Anna van der Ploeg (b. 1992, South Africa) is a contemporary artist whose interdisciplinary practice spans printmaking, painting and sculpture, weaving together material and metaphor to explore the spaces between the universal and the intimate. Her works are visually captivating yet conceptually layered, inviting reflection on sincerity, discomfort and the unseen forces that shape human interaction. Often soft and harmonious in palette yet rich in texture, van der Ploeg’s compositions embody a delicate balance; tender and unsettling.

 

Drawing on her background as a beekeeper, van der Ploeg frequently incorporates the veiled figure and swarm as recurring motifs, symbols of power, fragility and collective order.

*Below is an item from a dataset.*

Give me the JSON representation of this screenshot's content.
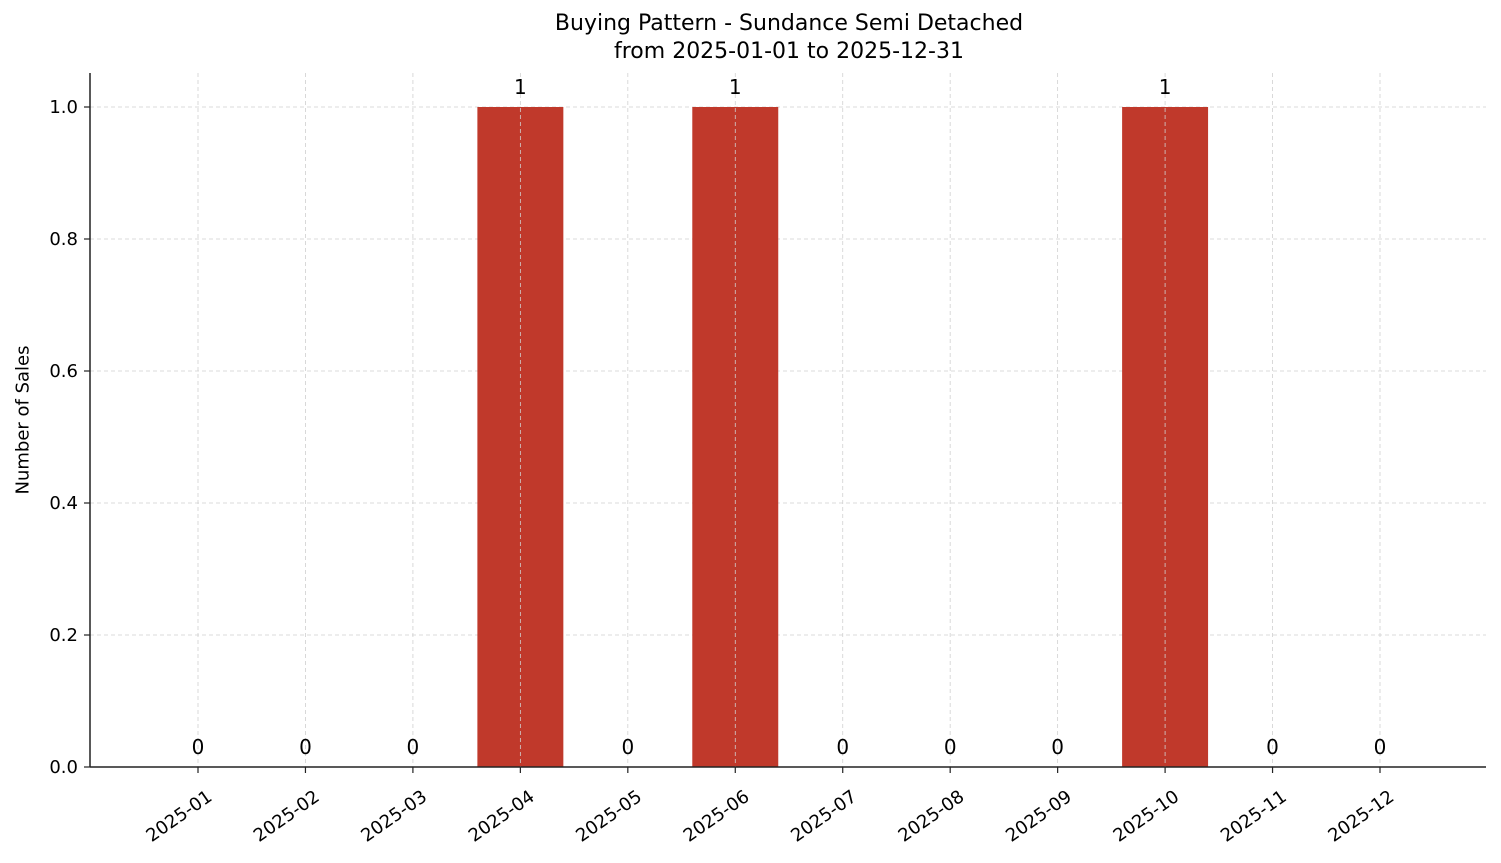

Her use of diverse materials; wax, rust, metal, ink, wood and paper, enables her to investigate her subjects from multiple perspectives, while the Japanese water-based woodblock printmaking technique mokuhanga, learned during a residency in Japan, brings subtle depth and layered translucency to her imagery. Whether revealing or concealing, her works hold a quiet intensity, speaking to relationships between self and landscape, internal and external worlds and the subtle, shifting moments that bind them.

 

Van der Ploeg has exhibited internationally, including solo exhibitions at SMITH, Cape Town, and has undertaken residencies in France, India, and Japan. She was a finalist in the Sasol New Signatures Art Competition (2015) and has received accolades including Dean’s Merit List (2014), Silver Award, De Beers English Olympiad (2010), Student Head of Art, St Cyprian’s (2010), Arts and Culture Prize (2006) and Micklefield School Art Cup (2005).

 

"[My practice] is all about relationships, the subtle actions they are shaped by, and the way interactions are perceived differently by each person or thing involved. Sometimes it’s about the relationship of an internal self to the external landscape; other times it is captivated by how our two internals are vastly different while experiencing the same external. Often it is an attempt to understand how power and inequality function, how they diffuse into seemingly insidious scenarios. Movement, and capturing a moment in a state of change, is one tool I use to explore this."